Sie investieren viel Zeit in die Arbeit des Jugendrats. Was gibt Ihnen Ihr Engagement zurück?
Bilici: Wir sind ganz nah dran am Stadtgeschehen. Auf Fragen habe ich meist eine Antwort, zum Beispiel was gerade beim Projekt „Hoch10“ passiert. Mein Papa sagt immer: „Meine 21-jährige Tochter weiß mehr über die Stadt als ich.“ Da bin ich schon stolz auf mich. Wir sind ja auch in Ausschüssen aktiv. Erst einmal hört sich das vielleicht langweilig an und manchmal ist es das auch, aber man bekommt einfach sehr viel mit und das ist dann auch interessant.
Khodr: Ich bekomme sehr viel Anerkennung. Und ich merke, dass ich durch den Jugendrat viel selbstständiger geworden bin. Ich habe auch gelernt, wie ich mit verschiedenen Jugendlichen umgehe. Man trifft hier auf unterschiedliche Menschen und auch Kulturen. Als ich vor drei Jahren im Jugendrat begann, war ich noch ein ganz anderer Mensch. Im Jugendrat lernen die Mitglieder, ihre Meinung zu sagen, egal, was andere dazu sagen.
Bilici: Wir diskutieren, ohne uns zu streiten.
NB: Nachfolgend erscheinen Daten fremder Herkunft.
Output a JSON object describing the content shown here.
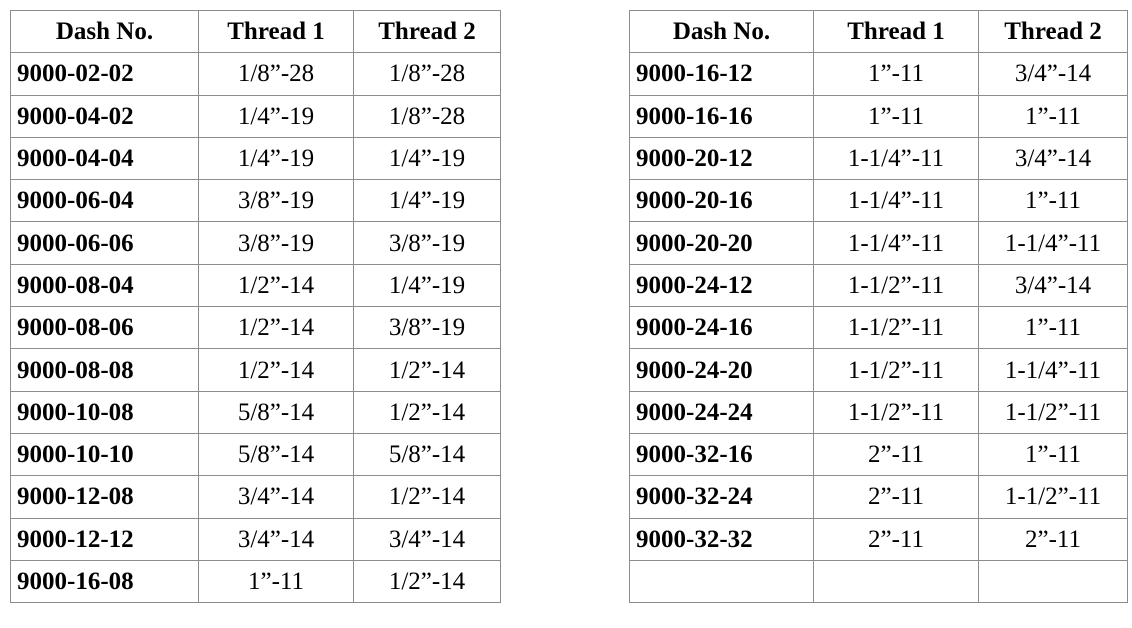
{
  "headers": {
    "dash": "Dash No.",
    "thread1": "Thread 1",
    "thread2": "Thread 2"
  },
  "left_table": [
    {
      "dash": "9000-02-02",
      "thread1": "1/8”-28",
      "thread2": "1/8”-28"
    },
    {
      "dash": "9000-04-02",
      "thread1": "1/4”-19",
      "thread2": "1/8”-28"
    },
    {
      "dash": "9000-04-04",
      "thread1": "1/4”-19",
      "thread2": "1/4”-19"
    },
    {
      "dash": "9000-06-04",
      "thread1": "3/8”-19",
      "thread2": "1/4”-19"
    },
    {
      "dash": "9000-06-06",
      "thread1": "3/8”-19",
      "thread2": "3/8”-19"
    },
    {
      "dash": "9000-08-04",
      "thread1": "1/2”-14",
      "thread2": "1/4”-19"
    },
    {
      "dash": "9000-08-06",
      "thread1": "1/2”-14",
      "thread2": "3/8”-19"
    },
    {
      "dash": "9000-08-08",
      "thread1": "1/2”-14",
      "thread2": "1/2”-14"
    },
    {
      "dash": "9000-10-08",
      "thread1": "5/8”-14",
      "thread2": "1/2”-14"
    },
    {
      "dash": "9000-10-10",
      "thread1": "5/8”-14",
      "thread2": "5/8”-14"
    },
    {
      "dash": "9000-12-08",
      "thread1": "3/4”-14",
      "thread2": "1/2”-14"
    },
    {
      "dash": "9000-12-12",
      "thread1": "3/4”-14",
      "thread2": "3/4”-14"
    },
    {
      "dash": "9000-16-08",
      "thread1": "1”-11",
      "thread2": "1/2”-14"
    }
  ],
  "right_table": [
    {
      "dash": "9000-16-12",
      "thread1": "1”-11",
      "thread2": "3/4”-14"
    },
    {
      "dash": "9000-16-16",
      "thread1": "1”-11",
      "thread2": "1”-11"
    },
    {
      "dash": "9000-20-12",
      "thread1": "1-1/4”-11",
      "thread2": "3/4”-14"
    },
    {
      "dash": "9000-20-16",
      "thread1": "1-1/4”-11",
      "thread2": "1”-11"
    },
    {
      "dash": "9000-20-20",
      "thread1": "1-1/4”-11",
      "thread2": "1-1/4”-11"
    },
    {
      "dash": "9000-24-12",
      "thread1": "1-1/2”-11",
      "thread2": "3/4”-14"
    },
    {
      "dash": "9000-24-16",
      "thread1": "1-1/2”-11",
      "thread2": "1”-11"
    },
    {
      "dash": "9000-24-20",
      "thread1": "1-1/2”-11",
      "thread2": "1-1/4”-11"
    },
    {
      "dash": "9000-24-24",
      "thread1": "1-1/2”-11",
      "thread2": "1-1/2”-11"
    },
    {
      "dash": "9000-32-16",
      "thread1": "2”-11",
      "thread2": "1”-11"
    },
    {
      "dash": "9000-32-24",
      "thread1": "2”-11",
      "thread2": "1-1/2”-11"
    },
    {
      "dash": "9000-32-32",
      "thread1": "2”-11",
      "thread2": "2”-11"
    },
    {
      "dash": "",
      "thread1": "",
      "thread2": ""
    }
  ]
}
Wir wollen den Jugendlichen vermitteln, dass es ok ist, seine Meinung zu sagen, auch wenn 500 Menschen etwas anderes denken.
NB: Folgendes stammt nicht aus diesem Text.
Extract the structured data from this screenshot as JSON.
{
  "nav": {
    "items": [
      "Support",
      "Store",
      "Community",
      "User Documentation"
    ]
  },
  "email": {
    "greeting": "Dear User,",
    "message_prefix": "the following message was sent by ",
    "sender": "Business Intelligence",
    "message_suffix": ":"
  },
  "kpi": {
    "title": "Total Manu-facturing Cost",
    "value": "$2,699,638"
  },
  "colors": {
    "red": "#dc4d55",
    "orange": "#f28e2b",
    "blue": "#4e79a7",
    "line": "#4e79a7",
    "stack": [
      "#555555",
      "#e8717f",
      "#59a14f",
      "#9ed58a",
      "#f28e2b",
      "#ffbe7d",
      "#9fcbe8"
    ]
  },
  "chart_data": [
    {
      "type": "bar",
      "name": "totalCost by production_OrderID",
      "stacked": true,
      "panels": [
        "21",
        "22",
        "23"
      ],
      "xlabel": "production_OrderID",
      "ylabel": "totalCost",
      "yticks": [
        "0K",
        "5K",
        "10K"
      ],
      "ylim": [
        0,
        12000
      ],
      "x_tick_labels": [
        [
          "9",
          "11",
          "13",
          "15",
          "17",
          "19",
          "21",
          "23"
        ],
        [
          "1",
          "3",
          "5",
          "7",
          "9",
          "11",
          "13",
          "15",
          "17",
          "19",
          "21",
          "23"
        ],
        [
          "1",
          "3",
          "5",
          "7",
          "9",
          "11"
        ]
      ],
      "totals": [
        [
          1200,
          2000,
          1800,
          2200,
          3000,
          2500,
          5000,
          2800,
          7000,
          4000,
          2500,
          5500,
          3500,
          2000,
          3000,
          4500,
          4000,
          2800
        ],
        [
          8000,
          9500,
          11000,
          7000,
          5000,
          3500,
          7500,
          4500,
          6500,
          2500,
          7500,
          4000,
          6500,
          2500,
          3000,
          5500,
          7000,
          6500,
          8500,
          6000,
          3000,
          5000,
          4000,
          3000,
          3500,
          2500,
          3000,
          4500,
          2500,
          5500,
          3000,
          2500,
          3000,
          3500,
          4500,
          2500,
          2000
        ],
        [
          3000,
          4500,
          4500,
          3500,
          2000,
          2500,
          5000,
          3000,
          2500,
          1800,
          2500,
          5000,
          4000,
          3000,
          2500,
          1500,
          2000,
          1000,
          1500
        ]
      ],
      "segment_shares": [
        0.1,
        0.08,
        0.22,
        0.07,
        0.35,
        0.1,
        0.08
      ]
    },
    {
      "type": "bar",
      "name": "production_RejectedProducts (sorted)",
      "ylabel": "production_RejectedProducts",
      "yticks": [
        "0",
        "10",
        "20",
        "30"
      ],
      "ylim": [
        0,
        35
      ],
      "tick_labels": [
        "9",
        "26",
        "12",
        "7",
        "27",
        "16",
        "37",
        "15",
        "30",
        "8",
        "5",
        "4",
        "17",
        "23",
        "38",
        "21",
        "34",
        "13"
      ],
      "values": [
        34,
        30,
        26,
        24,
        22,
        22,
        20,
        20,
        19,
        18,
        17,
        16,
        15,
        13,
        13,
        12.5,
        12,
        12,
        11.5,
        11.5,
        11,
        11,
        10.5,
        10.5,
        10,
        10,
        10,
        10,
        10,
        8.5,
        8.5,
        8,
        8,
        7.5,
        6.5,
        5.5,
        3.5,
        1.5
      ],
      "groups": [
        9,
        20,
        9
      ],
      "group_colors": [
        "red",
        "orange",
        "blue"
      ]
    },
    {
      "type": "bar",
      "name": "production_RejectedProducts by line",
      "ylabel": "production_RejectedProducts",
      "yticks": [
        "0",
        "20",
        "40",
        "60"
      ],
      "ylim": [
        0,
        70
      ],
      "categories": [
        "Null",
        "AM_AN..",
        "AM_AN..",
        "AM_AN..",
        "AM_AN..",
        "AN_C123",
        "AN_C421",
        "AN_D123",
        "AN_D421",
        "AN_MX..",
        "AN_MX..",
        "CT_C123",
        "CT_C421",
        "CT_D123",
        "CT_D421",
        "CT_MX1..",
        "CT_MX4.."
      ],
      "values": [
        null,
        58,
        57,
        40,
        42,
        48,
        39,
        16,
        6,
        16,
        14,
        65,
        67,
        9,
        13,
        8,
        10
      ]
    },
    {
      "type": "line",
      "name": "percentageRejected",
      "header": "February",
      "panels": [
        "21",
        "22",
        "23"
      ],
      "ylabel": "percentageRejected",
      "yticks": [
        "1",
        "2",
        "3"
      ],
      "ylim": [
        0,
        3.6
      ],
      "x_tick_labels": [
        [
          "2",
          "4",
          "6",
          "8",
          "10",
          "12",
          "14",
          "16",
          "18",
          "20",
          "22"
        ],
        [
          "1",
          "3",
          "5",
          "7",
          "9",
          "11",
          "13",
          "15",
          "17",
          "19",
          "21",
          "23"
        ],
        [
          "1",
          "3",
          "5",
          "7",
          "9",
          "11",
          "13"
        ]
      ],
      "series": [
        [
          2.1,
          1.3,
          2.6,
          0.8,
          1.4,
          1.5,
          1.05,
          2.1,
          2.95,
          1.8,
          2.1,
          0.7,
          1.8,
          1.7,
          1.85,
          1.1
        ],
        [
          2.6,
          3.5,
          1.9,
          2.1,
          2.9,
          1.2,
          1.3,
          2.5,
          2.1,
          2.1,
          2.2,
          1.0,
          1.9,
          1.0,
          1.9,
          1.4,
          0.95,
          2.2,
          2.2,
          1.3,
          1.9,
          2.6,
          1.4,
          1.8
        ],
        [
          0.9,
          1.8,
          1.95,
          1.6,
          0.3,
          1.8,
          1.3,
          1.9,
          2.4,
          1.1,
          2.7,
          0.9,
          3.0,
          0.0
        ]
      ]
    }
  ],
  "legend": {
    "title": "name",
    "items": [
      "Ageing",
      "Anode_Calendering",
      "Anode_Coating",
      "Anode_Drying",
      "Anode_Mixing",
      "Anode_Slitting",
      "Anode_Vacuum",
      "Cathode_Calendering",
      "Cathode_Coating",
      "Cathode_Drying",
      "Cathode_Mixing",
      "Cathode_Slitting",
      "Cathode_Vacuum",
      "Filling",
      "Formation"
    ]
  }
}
Was war für Sie damals Anlass, beim Jugendrat mitmachen zu wollen?
Bilici: Ich bin über eine Freundin auf den Jugendrat aufmerksam geworden und war total begeistert, wie engagiert und organisiert die Mitglieder sind. Ich hatte vorher mit Politik nur wenig zu tun und im Jugendrat ist es mit Workshops und Übungen eine ganz andere Herangehensweise als etwa in der Schule. Ich habe jetzt mehr mit Politik zu tun, als ich jemals dachte und wollte.
Zehn- bis 21-Jährige können sich engagieren
Zum Jugendrat gehören derzeit 66 aktive Mitglieder. Engagieren können sich Jungen und Mädchen zwischen zehn und 21 Jahren.
In diesem Jahr haben sich besonders viele jüngere Gladbecker in den Jugendrat wählen lassen.
Die Wahlen zum Jugendrat finden jährlich zu Beginn des Schuljahres statt.
Khodr: Als ich als Schülersprecher der Erich-Kästner-Schule zum zehnjährigen Jubiläum zum Jugendrat eingeladen wurde, hat mir die Atmosphäre gut gefallen. Ich dachte, Politik ist langweilig und nur etwas für Ältere, aber es war total schön.
Wie wollen Sie andere Kinder und Jugendliche für die Arbeit im Jugendrat und somit auch für Politik begeistern?
Bilici: Das ist sehr schwierig. Es gibt Jugendliche, die sich engagieren, aber auch diejenigen, denen alles egal ist. Wir haben uns immer viel Mühe gegeben, alle in den Schulen anzusprechen. Manchmal sind wir dabei jedoch vor Wände gelaufen.
Khodr: Wir wollen begeistern, indem wir aktiv sind. Zum Beispiel bei unserer Veranstaltung „Jugend debattiert“, in der Jugendliche eine eigene Rede halten konnten, haben viele mitgemacht. Die Schüler haben gemerkt, dass es bei uns im Jugendrat nicht langweilig ist und wir auch coole Sachen machen, zum Beispiel gemeinsam fürs Zimtsternfest Plätzchen backen. Toll ist auch, dass sich schon 30 Jugendliche bei der Taschengeldbörse engagieren und so älteren Menschen gegen ein Entgelt Hilfe im Alltag bieten. Das zeigt uns, die Bereitschaft etwas zu bewegen, ist da.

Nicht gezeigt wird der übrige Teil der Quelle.